Uganda denies U.N. reports that it has helped train some M23 fighters and given the group a rear base to move men and arms.

Having seized much of North Kivu province, M23 rebels have been consolidating their hold on Goma and moving on Bukavu, a town some 200 km (125 miles) to the south. After meeting resistance from Congolese and Burundian forces, they have said they do not plan to take the city.

Uganda and Rwanda have both entered east Congo in the past in the name of protecting their borders but faced accusations of looting natural resources, especially gold.

Zobel Behalal, a senior expert at the Global Initiative Against Transnational Organized Crime think tank, said eastern Congo is as important for Uganda's economy as it is for Rwanda's, and the country would do what it needed to protect its interests.

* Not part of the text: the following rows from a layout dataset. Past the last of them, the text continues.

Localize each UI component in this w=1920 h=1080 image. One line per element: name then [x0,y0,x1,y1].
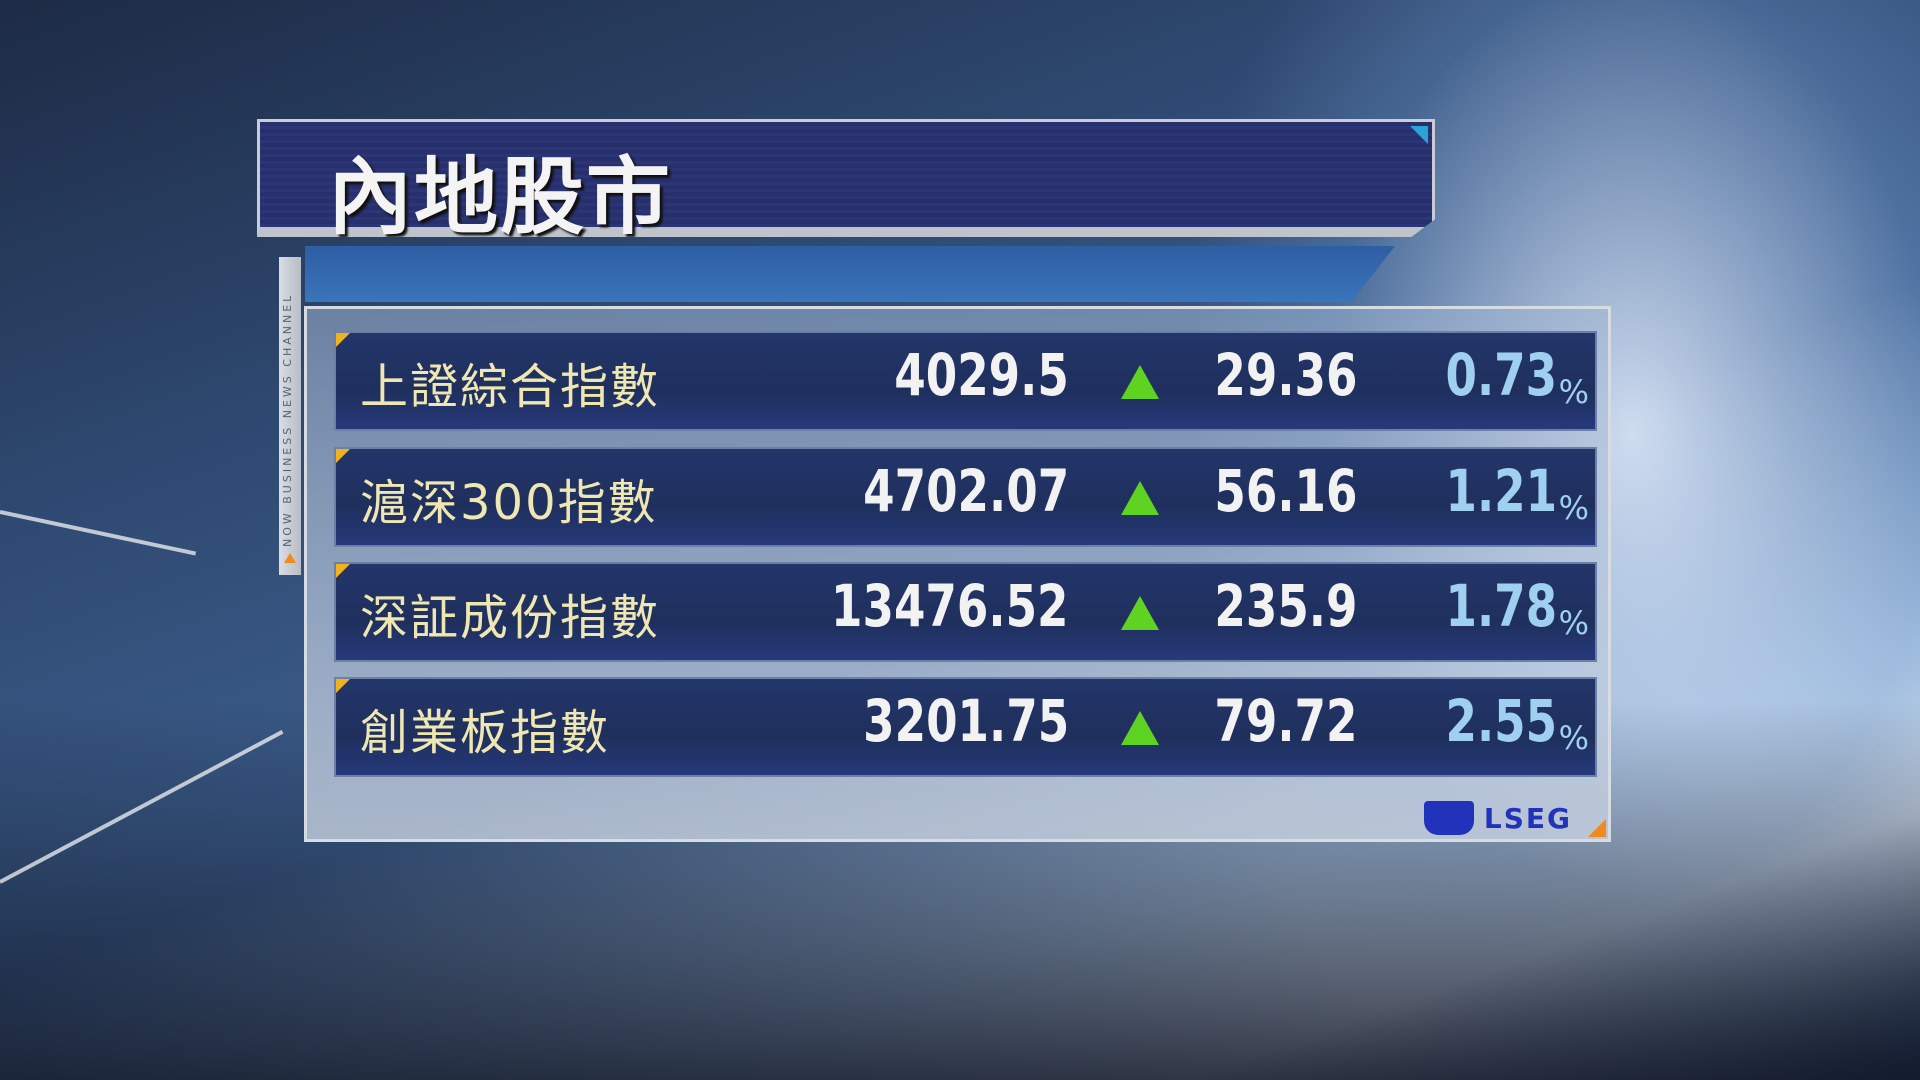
source-logo: LSEG [1423,801,1572,835]
index-change: 235.9 [1213,572,1357,640]
up-arrow-icon [1121,711,1159,745]
index-name: 滬深300指數 [360,475,658,531]
table-row: 創業板指數 3201.75 79.72 2.55 % [334,677,1597,777]
corner-accent [1588,819,1606,837]
table-row: 滬深300指數 4702.07 56.16 1.21 % [334,447,1597,547]
corner-accent [336,449,350,463]
page-title: 內地股市 [328,148,673,246]
channel-strip: NOW BUSINESS NEWS CHANNEL [279,257,301,575]
pct-sign: % [1558,719,1589,757]
table-row: 深証成份指數 13476.52 235.9 1.78 % [334,562,1597,662]
index-name: 深証成份指數 [360,590,661,646]
channel-strip-text: NOW BUSINESS NEWS CHANNEL [281,292,294,547]
pct-sign: % [1558,604,1589,642]
logo-text: LSEG [1483,801,1572,835]
index-value: 13476.52 [831,572,1069,640]
index-name: 創業板指數 [360,705,611,761]
pct-sign: % [1558,373,1589,411]
table-row: 上證綜合指數 4029.5 29.36 0.73 % [334,331,1597,431]
background-beam [0,510,197,556]
index-change: 79.72 [1213,687,1357,755]
triangle-icon [284,553,296,563]
index-table: 上證綜合指數 4029.5 29.36 0.73 % 滬深300指數 4702.… [304,306,1611,842]
title-banner: 內地股市 [257,119,1435,237]
lseg-crest-icon [1423,801,1474,835]
up-arrow-icon [1121,365,1159,399]
corner-accent [1410,126,1428,144]
index-pct: 2.55 [1445,687,1557,755]
index-change: 56.16 [1213,457,1357,525]
index-value: 4029.5 [894,341,1069,409]
index-value: 4702.07 [862,457,1069,525]
corner-accent [336,679,350,693]
title-subband [305,246,1395,302]
index-change: 29.36 [1213,341,1357,409]
index-pct: 0.73 [1445,341,1557,409]
index-value: 3201.75 [862,687,1069,755]
index-pct: 1.78 [1445,572,1557,640]
corner-accent [336,333,350,347]
index-name: 上證綜合指數 [360,359,661,415]
pct-sign: % [1558,489,1589,527]
corner-accent [336,564,350,578]
up-arrow-icon [1121,596,1159,630]
up-arrow-icon [1121,481,1159,515]
index-pct: 1.21 [1445,457,1557,525]
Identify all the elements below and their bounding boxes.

"The surge is preparation for this," he said, referring to Uganda's efforts to ensure that it managed any spreading conflict so that it continued to benefit from wealth and trade over their shared border.

Uganda has been helping Tshisekedi's army hunt down the Islamic State-allied ADF which originated in Uganda but has been based in Congo since the late 1990s. Ground and air attacks have disrupted ADF operations and forced them to flee strongholds.

Adding to concerns over Uganda's potentially ambiguous position, Muhoozi Kainerugaba, the influential son of Uganda's president and head of the military, has been publicly supportive of Rwanda's President Paul Kagame and his government.

In 2022, he referred to M23 as "brothers of ours" fighting for the rights of Tutsis in Congo.